Medical technology is evolving fast nowadays, with artificial kidneys being developed as well as advanced monitoring systems like the HTC Tricorder suite and treatment technology from Philips. These devices need to connect to your smartphone or other media device in order to provide you with readings and statistics, and send them on to healthcare providers and your doctors for professional analysis. During that process, the data that medical technology gathers may become exposed to hackers searching for personal user information. In this respect, the FDA has warned that those who manufacture medical technology that connects to various apps and online platforms should take cybersecurity into consideration. They detail these recommendations in a document entitled “Content of Premarket Submissions for Management of Cybersecurity in Medical Devices”.

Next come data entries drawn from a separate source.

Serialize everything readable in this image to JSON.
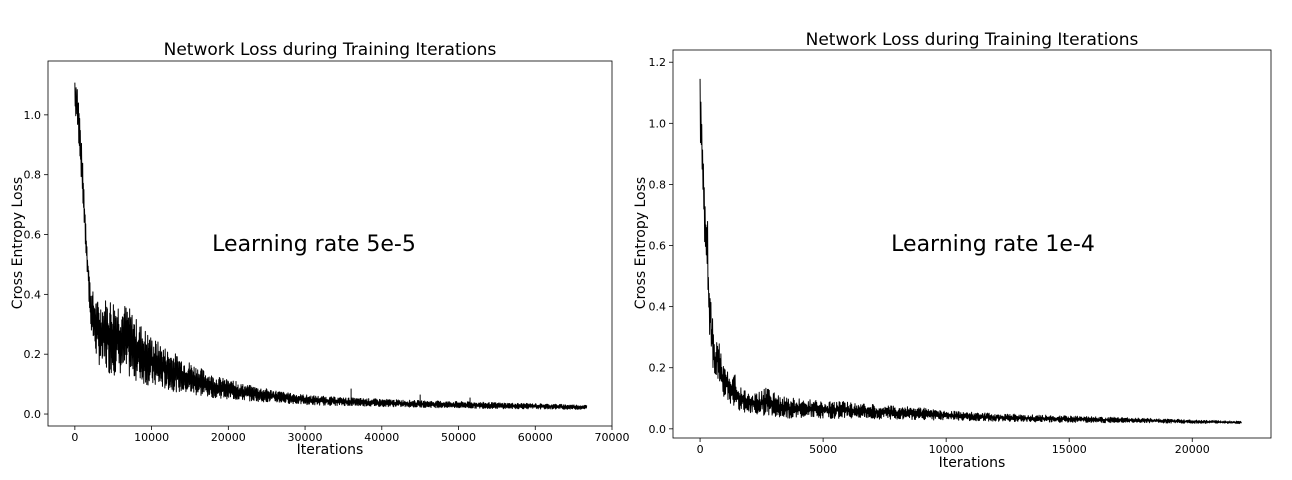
{
  "chart_data": [
    {
      "type": "line",
      "title": "Network Loss during Training Iterations",
      "xlabel": "Iterations",
      "ylabel": "Cross Entropy Loss",
      "annotation": "Learning rate 5e-5",
      "xlim": [
        -3500,
        70000
      ],
      "ylim": [
        -0.04,
        1.18
      ],
      "xticks": [
        0,
        10000,
        20000,
        30000,
        40000,
        50000,
        60000,
        70000
      ],
      "yticks": [
        0.0,
        0.2,
        0.4,
        0.6,
        0.8,
        1.0
      ],
      "series": [
        {
          "color": "#000000",
          "x": [
            0,
            300,
            600,
            1000,
            1500,
            2000,
            2500,
            3000,
            3500,
            4000,
            5000,
            6000,
            7000,
            8000,
            9000,
            10000,
            12000,
            14000,
            16000,
            18000,
            20000,
            22000,
            25000,
            28000,
            31000,
            35000,
            40000,
            45000,
            50000,
            55000,
            60000,
            64000,
            66700
          ],
          "upper": [
            1.14,
            1.12,
            1.02,
            0.85,
            0.62,
            0.44,
            0.4,
            0.38,
            0.38,
            0.39,
            0.39,
            0.38,
            0.36,
            0.32,
            0.29,
            0.26,
            0.22,
            0.19,
            0.16,
            0.13,
            0.115,
            0.1,
            0.085,
            0.07,
            0.062,
            0.055,
            0.05,
            0.045,
            0.042,
            0.038,
            0.035,
            0.032,
            0.03
          ],
          "lower": [
            1.0,
            0.95,
            0.88,
            0.72,
            0.5,
            0.3,
            0.22,
            0.17,
            0.15,
            0.14,
            0.13,
            0.13,
            0.12,
            0.11,
            0.1,
            0.09,
            0.08,
            0.07,
            0.06,
            0.055,
            0.05,
            0.045,
            0.04,
            0.035,
            0.03,
            0.028,
            0.025,
            0.022,
            0.02,
            0.018,
            0.017,
            0.016,
            0.015
          ],
          "spikes": [
            [
              21000,
              0.11
            ],
            [
              36000,
              0.085
            ],
            [
              45000,
              0.065
            ],
            [
              51500,
              0.055
            ]
          ]
        }
      ]
    },
    {
      "type": "line",
      "title": "Network Loss during Training Iterations",
      "xlabel": "Iterations",
      "ylabel": "Cross Entropy Loss",
      "annotation": "Learning rate 1e-4",
      "xlim": [
        -1100,
        23200
      ],
      "ylim": [
        -0.03,
        1.24
      ],
      "xticks": [
        0,
        5000,
        10000,
        15000,
        20000
      ],
      "yticks": [
        0.0,
        0.2,
        0.4,
        0.6,
        0.8,
        1.0,
        1.2
      ],
      "series": [
        {
          "color": "#000000",
          "x": [
            0,
            50,
            100,
            150,
            200,
            250,
            300,
            350,
            400,
            450,
            500,
            550,
            600,
            650,
            700,
            800,
            900,
            1000,
            1100,
            1200,
            1400,
            1600,
            1800,
            2000,
            2400,
            2800,
            3200,
            3600,
            4000,
            5000,
            6000,
            7000,
            8000,
            9000,
            10000,
            12000,
            14000,
            16000,
            18000,
            20000,
            22000
          ],
          "upper": [
            1.18,
            1.05,
            0.95,
            0.92,
            0.78,
            0.74,
            0.7,
            0.52,
            0.5,
            0.4,
            0.37,
            0.33,
            0.29,
            0.27,
            0.35,
            0.28,
            0.22,
            0.2,
            0.2,
            0.2,
            0.18,
            0.15,
            0.13,
            0.12,
            0.12,
            0.14,
            0.11,
            0.1,
            0.1,
            0.09,
            0.09,
            0.08,
            0.075,
            0.07,
            0.06,
            0.05,
            0.045,
            0.04,
            0.035,
            0.03,
            0.025
          ],
          "lower": [
            0.9,
            0.85,
            0.8,
            0.6,
            0.58,
            0.5,
            0.45,
            0.35,
            0.28,
            0.26,
            0.2,
            0.18,
            0.16,
            0.15,
            0.16,
            0.12,
            0.11,
            0.1,
            0.09,
            0.08,
            0.07,
            0.06,
            0.055,
            0.05,
            0.045,
            0.04,
            0.038,
            0.035,
            0.035,
            0.035,
            0.033,
            0.032,
            0.03,
            0.03,
            0.028,
            0.025,
            0.022,
            0.02,
            0.02,
            0.018,
            0.017
          ],
          "spikes": []
        }
      ]
    }
  ]
}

The Food and Drug Administration agency has released a set of guidelines for manufacturers so that they can build medical technology that is secure and protected from cyber-attacks. The announcement doesn’t come unexpected, since there have been many incidents of security breaches at companies who used to pride themselves with their abilities to protect user data, such as iCloud, Target, AT&T, Yahoo, JPMorgan Chase and more. People and government agencies are getting worried that data might not be safe on the internet any longer, and that’s one of the reasons why the FDA has proposed guidelines for medical technology manufacturing, because health information should be the most secure data.

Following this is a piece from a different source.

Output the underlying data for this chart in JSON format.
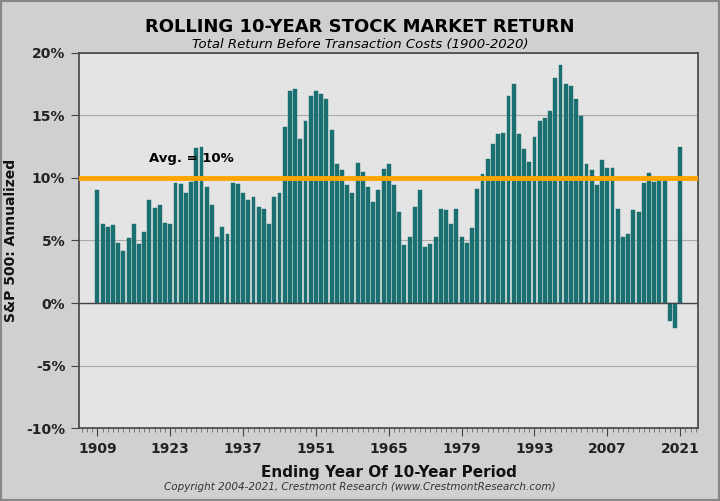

The FDA now suggests that manufacturers of medical technology should submit documentation identifying risks and mitigation strategies to the FDA. The agency also says that manufacturers should submit plans for updates and patches for medical software and operating systems, as well. The approval process of a medical gadget and its time line will not suffer any changes, tough. The main idea behind the guidelines for the production of medical technology is that manufacturers should consider malware infections, unsecured or uncontrolled distribution of passwords, timely security updates and prevention of unauthorized access to medical devices when designing their gadgets.
We are a long way from secure medical technology, but the FDA is taking a step forward with these new guidelines and the medical industry is beginning to implement increased security measures so that they can protect patient and industry information as well. These guidelines are not yet regulations, so there’s no obligation for manufacturers to put the guidelines into practice, but we hope this will change in the future.